The Paris Fire Brigade said it had intervened 600 times in under 10 days for accidents involving bikes or scooters since the strikes began on 5 December.
"It's a big jump," Lieutenant-Colonel Gabriel Plus, the brigade's spokesman, told AFP.
"Obviously it's because of the strikes, there is a lot more traffic and inexperienced or poorly equipped people are using bikes or other alternatives," he said.
Novice two-wheelers are colliding with pedestrians but also being struck by cars, Plus said, though most are suffering only minor injuries that do not require hospital visits.
But the public transport shutdown has also brought thousands more drivers onto the roads, meaning firefighters are taking longer to respond to accidents.
"Fortunately we haven't had to make any major interventions, like for a big fire," Plus said.
Tuesday marks the 13th day of the strike, which has kept half or more of the city's metro lines completely shut and severely crimped service on suburban rail lines.

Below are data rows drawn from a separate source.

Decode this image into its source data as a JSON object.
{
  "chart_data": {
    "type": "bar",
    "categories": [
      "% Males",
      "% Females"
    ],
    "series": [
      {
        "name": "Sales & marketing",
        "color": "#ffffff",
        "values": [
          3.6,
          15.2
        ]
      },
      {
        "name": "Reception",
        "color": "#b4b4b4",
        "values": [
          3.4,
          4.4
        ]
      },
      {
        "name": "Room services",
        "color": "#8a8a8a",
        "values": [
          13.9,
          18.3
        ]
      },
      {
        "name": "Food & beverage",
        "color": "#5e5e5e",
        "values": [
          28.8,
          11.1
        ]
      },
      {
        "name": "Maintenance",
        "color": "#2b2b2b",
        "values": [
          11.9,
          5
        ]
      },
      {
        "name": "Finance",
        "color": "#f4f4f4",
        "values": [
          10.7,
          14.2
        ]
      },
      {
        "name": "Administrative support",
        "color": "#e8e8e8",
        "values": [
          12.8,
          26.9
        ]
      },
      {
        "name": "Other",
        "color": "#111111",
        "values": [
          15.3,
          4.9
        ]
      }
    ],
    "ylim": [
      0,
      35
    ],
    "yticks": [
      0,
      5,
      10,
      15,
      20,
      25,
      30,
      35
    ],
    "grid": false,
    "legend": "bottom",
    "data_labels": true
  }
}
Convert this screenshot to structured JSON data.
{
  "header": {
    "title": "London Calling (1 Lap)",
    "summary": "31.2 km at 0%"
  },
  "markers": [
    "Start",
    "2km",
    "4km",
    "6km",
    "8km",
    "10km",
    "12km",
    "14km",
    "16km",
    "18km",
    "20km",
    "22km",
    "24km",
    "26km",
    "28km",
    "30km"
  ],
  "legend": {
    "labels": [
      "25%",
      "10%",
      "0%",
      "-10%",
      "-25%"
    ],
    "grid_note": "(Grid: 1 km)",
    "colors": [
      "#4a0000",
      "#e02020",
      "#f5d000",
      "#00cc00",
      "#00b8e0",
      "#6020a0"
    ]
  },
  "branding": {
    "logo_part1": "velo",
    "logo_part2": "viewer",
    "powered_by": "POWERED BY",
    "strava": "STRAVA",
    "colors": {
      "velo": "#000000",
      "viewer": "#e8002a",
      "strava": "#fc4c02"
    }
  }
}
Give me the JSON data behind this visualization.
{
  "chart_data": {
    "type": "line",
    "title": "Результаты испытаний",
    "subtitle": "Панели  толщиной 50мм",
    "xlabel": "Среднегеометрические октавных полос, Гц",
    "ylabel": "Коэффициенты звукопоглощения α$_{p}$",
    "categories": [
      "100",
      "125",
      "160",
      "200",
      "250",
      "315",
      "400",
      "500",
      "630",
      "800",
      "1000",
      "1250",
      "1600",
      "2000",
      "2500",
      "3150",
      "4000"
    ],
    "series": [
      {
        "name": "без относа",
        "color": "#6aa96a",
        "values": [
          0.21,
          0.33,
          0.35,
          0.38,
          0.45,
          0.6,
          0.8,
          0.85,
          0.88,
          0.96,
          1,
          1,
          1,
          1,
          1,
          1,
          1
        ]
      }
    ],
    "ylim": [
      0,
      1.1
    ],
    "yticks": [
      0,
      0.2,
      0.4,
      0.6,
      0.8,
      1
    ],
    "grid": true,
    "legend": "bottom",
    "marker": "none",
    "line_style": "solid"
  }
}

Since last year, Paris has been flooded with at least 15,000 electric scooters available for rent, drawing the ire of residents and city officials complaining they are cluttering up already crowded sidewalks and squares.
During the first day of the strike on 5 December, the environmental activist group Extinction Rebellion claimed the sabotage of 3,600 electric scooters in Paris and other French cities, saying the green image of the gadgets hid an "ecologically catastrophic" reality.